I'd recommend "The Soul-Mate Marriage" by authors David & Lisa Frisbie. It's brand-new, releasing right now, and is a positive, readable place to start after doing the Love Dare program. Dr. and Mrs. Frisbie have been teaching, speaking and writing about marriage for more than 20 years; at least seven of their books are currently right here on Amazon.
In addition, look for books by Gary Chapman or Kevin Leman. Both of these authors have helpful titles about marriage and family issues. Both can guide you to the next steps after doing Love Dare.
To sum up: this "Love Dare" journal is an EXCELLENT place to begin!! Once you're past the beginning stages, try the "Soul-Mate Marriage" next.
Barbara Sheldon, M.S.W.
I also highly recommend:
The Soul-Mate Marriage: The Spiritual Journey of Becoming One
- Life/Relationship changing
     By A2RQEZDYZAL4L5 on 2008-11-12
The Love Dare is an awesome challenge based on solid relational/Biblical values. Following it through will dramatically change the relationship involved by deepening the bond and closeness.
- Giving love another chance
     By A1XL7GGLGG1JXZ on 2008-11-18
After 15 years of marriage and three children, this simple little book helped me to remember that marriage is not just about meeting the right person, it's also about being the right person. A small time commitment over 40 days breathed now life back into our marriage. I highly recommend it to all married couples.
- It isn't too late!
     By A185O5WJ12X759 on 2008-10-15
The Love Dare is a rare marriage energizer for Christian couples. The book outlines a detailed system that you follow with your partner for forty days to discover new things about each other and bring your relationship closer in a common bond. It will remind you what you love about your partner, but not without the challenges that are inevitable in this world. This book can bring two people closer together if you are ready to give it a sincere effort.
I also purchased and read another book with my partner after seeing it recommended here. It's amazing and called The Emotional Intelligence Quick Book. I think emotional intelligence is something all couples need as they work on their relationship.
- Workbook for your marriage
     By A13RSHTV3P7G95 on 2008-10-16
Have you seen FIREPROOF movie?
I suggest to buy this book with the movie FIREPROOF.
This book explains and suggest every possible way to save your marriage! (need of the time- as divorce rates are at alarming level)

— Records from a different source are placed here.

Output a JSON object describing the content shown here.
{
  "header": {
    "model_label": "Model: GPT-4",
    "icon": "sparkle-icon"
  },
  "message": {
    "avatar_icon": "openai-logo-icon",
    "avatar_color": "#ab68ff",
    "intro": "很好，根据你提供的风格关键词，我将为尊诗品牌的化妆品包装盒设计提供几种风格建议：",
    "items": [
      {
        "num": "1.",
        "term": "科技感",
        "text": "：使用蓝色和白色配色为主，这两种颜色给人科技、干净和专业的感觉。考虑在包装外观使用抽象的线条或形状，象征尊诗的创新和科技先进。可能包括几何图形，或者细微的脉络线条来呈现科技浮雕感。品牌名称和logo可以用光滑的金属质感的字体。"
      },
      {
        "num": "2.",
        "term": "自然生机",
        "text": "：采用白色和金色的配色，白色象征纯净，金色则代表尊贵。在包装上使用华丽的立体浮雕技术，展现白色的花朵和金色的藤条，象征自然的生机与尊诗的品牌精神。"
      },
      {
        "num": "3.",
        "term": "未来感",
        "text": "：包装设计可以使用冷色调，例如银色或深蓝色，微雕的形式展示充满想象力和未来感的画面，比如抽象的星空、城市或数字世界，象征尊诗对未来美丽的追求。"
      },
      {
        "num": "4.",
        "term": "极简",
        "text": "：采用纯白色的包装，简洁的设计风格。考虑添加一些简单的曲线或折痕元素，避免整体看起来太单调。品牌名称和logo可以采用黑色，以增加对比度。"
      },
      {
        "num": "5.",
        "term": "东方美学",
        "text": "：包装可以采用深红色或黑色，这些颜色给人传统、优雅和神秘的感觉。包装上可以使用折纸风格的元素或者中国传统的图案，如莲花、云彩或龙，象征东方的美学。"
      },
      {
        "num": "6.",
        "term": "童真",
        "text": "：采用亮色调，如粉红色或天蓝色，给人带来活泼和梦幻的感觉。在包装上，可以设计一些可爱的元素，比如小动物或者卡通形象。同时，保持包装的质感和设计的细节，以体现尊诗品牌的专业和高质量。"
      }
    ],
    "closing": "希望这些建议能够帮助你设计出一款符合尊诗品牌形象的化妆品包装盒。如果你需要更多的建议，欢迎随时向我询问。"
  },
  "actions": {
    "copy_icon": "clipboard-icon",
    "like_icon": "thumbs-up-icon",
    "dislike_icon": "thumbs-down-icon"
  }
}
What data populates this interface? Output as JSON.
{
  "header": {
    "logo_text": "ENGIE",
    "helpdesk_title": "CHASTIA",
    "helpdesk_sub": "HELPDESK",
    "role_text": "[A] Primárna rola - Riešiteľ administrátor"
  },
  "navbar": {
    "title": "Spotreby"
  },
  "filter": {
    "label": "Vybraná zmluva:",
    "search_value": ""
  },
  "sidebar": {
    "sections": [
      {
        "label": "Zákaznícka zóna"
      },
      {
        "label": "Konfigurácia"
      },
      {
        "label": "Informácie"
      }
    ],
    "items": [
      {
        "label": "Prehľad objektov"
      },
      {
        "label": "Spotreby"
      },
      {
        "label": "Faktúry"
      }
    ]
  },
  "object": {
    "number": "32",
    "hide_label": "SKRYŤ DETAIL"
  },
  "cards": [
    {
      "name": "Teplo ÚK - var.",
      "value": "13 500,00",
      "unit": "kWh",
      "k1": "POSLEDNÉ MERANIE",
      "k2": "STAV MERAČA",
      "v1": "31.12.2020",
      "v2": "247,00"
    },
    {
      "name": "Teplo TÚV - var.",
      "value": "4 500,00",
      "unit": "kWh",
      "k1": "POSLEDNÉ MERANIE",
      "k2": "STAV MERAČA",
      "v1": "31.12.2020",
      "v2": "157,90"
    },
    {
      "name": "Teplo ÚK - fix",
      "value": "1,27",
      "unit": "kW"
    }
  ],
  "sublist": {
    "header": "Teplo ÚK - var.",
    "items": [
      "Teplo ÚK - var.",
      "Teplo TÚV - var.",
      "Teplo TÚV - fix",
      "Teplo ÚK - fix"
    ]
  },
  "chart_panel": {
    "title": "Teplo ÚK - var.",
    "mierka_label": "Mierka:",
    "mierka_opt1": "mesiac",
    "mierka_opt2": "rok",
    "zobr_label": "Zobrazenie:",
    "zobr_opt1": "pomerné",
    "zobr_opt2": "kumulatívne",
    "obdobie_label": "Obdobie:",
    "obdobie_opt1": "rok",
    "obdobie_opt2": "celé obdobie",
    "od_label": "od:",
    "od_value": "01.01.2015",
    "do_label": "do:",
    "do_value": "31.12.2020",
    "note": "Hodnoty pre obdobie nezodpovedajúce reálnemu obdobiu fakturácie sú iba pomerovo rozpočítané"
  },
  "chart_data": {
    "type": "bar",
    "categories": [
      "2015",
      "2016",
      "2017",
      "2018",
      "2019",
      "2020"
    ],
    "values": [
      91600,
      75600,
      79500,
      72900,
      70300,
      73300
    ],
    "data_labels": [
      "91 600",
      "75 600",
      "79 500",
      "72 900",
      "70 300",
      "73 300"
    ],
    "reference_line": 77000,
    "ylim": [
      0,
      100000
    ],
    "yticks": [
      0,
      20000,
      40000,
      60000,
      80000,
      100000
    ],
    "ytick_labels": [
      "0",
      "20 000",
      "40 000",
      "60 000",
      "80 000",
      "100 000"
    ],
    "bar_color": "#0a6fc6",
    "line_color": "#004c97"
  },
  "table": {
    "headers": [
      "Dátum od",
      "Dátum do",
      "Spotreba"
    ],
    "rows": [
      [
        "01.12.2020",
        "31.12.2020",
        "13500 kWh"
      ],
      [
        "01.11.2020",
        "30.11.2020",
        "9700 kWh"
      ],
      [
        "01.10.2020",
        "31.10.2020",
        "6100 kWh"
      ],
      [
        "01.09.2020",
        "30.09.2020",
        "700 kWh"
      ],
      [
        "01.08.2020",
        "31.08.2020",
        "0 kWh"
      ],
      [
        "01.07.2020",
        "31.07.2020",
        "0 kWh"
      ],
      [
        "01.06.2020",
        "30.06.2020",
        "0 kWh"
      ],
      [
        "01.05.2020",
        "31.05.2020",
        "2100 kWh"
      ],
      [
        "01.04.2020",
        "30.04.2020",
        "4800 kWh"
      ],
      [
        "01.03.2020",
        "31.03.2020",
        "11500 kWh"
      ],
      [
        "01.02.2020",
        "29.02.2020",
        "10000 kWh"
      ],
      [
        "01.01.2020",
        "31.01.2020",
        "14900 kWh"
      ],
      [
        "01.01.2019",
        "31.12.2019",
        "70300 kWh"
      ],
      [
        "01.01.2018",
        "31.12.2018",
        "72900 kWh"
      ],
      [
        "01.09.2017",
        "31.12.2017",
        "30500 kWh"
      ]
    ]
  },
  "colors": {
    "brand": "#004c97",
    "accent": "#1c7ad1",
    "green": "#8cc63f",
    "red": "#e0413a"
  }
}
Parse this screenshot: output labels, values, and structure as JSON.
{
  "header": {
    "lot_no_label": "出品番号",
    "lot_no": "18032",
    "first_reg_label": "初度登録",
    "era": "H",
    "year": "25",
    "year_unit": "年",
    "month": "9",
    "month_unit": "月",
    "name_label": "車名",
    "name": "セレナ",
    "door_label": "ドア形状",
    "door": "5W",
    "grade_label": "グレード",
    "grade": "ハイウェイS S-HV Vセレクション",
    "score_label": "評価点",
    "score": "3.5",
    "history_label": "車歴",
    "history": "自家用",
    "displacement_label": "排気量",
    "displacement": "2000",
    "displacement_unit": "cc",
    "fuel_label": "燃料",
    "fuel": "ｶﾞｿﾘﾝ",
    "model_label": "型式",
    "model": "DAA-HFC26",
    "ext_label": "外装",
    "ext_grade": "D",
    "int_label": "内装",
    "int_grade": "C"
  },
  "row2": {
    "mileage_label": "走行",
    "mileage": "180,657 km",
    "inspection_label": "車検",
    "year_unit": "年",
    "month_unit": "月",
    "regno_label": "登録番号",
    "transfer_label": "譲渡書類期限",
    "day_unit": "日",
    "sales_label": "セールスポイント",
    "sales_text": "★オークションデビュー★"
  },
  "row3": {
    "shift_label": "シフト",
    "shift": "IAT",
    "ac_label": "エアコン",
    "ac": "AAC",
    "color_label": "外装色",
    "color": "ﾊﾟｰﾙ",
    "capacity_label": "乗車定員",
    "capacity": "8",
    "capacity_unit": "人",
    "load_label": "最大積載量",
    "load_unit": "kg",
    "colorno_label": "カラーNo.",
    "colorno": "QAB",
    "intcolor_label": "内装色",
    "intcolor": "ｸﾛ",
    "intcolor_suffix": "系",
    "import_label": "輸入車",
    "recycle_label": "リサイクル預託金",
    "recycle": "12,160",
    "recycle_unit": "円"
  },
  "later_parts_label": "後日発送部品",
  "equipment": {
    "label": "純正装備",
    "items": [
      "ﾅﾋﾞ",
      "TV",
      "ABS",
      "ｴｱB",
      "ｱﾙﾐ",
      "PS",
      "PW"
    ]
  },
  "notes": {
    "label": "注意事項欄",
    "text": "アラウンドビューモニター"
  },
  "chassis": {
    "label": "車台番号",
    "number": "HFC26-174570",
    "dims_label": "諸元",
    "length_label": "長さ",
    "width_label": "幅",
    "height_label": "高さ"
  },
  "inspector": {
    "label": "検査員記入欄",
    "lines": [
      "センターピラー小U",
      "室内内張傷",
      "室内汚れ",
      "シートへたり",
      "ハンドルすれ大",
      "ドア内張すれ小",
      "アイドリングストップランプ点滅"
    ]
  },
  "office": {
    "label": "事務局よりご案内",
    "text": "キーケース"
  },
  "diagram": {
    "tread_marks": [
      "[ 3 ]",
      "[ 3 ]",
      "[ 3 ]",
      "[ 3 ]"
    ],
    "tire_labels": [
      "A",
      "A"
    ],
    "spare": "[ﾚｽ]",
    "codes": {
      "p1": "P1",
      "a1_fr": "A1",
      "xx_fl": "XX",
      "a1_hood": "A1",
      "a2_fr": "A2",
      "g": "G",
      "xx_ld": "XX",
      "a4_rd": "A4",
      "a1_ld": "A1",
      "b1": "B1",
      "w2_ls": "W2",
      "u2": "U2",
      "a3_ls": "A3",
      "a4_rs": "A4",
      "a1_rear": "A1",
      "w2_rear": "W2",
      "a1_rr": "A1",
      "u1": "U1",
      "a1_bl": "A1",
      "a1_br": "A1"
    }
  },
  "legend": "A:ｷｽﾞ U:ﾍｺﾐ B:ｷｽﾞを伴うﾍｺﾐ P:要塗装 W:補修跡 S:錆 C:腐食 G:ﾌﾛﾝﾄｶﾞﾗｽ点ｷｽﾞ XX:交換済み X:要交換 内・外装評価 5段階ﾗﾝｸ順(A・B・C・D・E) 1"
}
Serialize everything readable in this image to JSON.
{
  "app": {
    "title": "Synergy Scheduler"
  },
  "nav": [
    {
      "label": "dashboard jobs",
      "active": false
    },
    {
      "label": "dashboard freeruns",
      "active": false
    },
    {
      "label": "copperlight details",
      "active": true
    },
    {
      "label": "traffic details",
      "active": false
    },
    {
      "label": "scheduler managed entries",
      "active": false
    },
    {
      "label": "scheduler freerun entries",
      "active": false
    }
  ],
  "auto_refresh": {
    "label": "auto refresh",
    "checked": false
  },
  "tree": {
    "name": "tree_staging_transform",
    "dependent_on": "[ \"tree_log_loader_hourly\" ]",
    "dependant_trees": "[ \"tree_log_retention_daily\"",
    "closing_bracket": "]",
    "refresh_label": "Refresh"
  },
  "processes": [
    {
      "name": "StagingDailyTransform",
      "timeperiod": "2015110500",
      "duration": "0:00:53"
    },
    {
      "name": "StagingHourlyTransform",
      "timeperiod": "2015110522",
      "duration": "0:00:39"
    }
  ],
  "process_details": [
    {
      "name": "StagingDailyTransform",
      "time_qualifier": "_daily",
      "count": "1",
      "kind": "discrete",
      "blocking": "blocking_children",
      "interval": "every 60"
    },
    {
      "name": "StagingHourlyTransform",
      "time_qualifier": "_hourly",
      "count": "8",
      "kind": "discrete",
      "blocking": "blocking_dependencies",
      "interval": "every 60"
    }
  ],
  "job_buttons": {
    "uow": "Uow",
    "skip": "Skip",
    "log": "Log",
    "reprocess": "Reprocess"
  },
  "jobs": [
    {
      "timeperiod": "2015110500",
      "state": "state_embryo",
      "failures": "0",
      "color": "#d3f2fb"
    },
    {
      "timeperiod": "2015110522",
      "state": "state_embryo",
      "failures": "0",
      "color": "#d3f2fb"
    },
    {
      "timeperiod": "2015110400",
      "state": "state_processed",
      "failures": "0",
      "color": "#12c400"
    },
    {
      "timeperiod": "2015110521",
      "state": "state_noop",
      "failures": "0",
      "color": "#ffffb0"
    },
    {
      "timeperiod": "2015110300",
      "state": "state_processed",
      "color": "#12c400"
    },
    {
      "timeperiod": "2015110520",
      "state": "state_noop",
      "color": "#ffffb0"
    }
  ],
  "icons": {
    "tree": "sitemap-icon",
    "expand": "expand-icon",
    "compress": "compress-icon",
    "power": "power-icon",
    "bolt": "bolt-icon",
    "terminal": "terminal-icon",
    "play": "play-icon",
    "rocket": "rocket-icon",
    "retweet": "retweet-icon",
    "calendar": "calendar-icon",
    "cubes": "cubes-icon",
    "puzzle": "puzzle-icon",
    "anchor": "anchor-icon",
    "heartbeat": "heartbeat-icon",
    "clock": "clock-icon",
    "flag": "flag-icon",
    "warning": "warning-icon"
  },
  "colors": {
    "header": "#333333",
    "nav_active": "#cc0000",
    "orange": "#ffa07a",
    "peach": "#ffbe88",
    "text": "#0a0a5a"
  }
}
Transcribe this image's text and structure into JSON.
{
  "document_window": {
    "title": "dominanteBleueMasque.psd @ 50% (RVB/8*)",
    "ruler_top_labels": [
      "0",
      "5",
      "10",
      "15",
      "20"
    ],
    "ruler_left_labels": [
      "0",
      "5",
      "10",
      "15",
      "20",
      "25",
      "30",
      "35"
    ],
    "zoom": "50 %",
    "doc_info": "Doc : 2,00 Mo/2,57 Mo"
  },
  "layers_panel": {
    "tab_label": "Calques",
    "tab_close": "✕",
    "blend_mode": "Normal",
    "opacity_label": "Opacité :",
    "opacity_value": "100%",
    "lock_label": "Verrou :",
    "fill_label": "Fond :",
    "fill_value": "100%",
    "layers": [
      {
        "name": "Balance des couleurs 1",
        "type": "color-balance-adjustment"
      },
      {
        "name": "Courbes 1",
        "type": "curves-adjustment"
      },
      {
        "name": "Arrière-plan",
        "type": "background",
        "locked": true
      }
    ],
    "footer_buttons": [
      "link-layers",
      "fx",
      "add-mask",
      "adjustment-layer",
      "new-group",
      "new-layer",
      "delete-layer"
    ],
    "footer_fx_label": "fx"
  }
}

Do exactly as suggested in the book everyday and you will be surprised by the result in just 40 to 60 days.
Best wishes.
Hasit
- Awesome!
     By A2OS07V5HV882R on 2008-10-21
The author had a great concept and idea here AND it worked! It has some great ideas to improve your relationship with your spouse! High recommended!
- An investment in your marriage!
     By A13ZZC4JVVA80G on 2008-10-22
I strongly recommend seeing the movie, Fireproof, that accompanies this book. A great resource to keep on hand for an anniversary gift or friend who is in a difficult marriage. Honestly, every marriage can benefit from this book.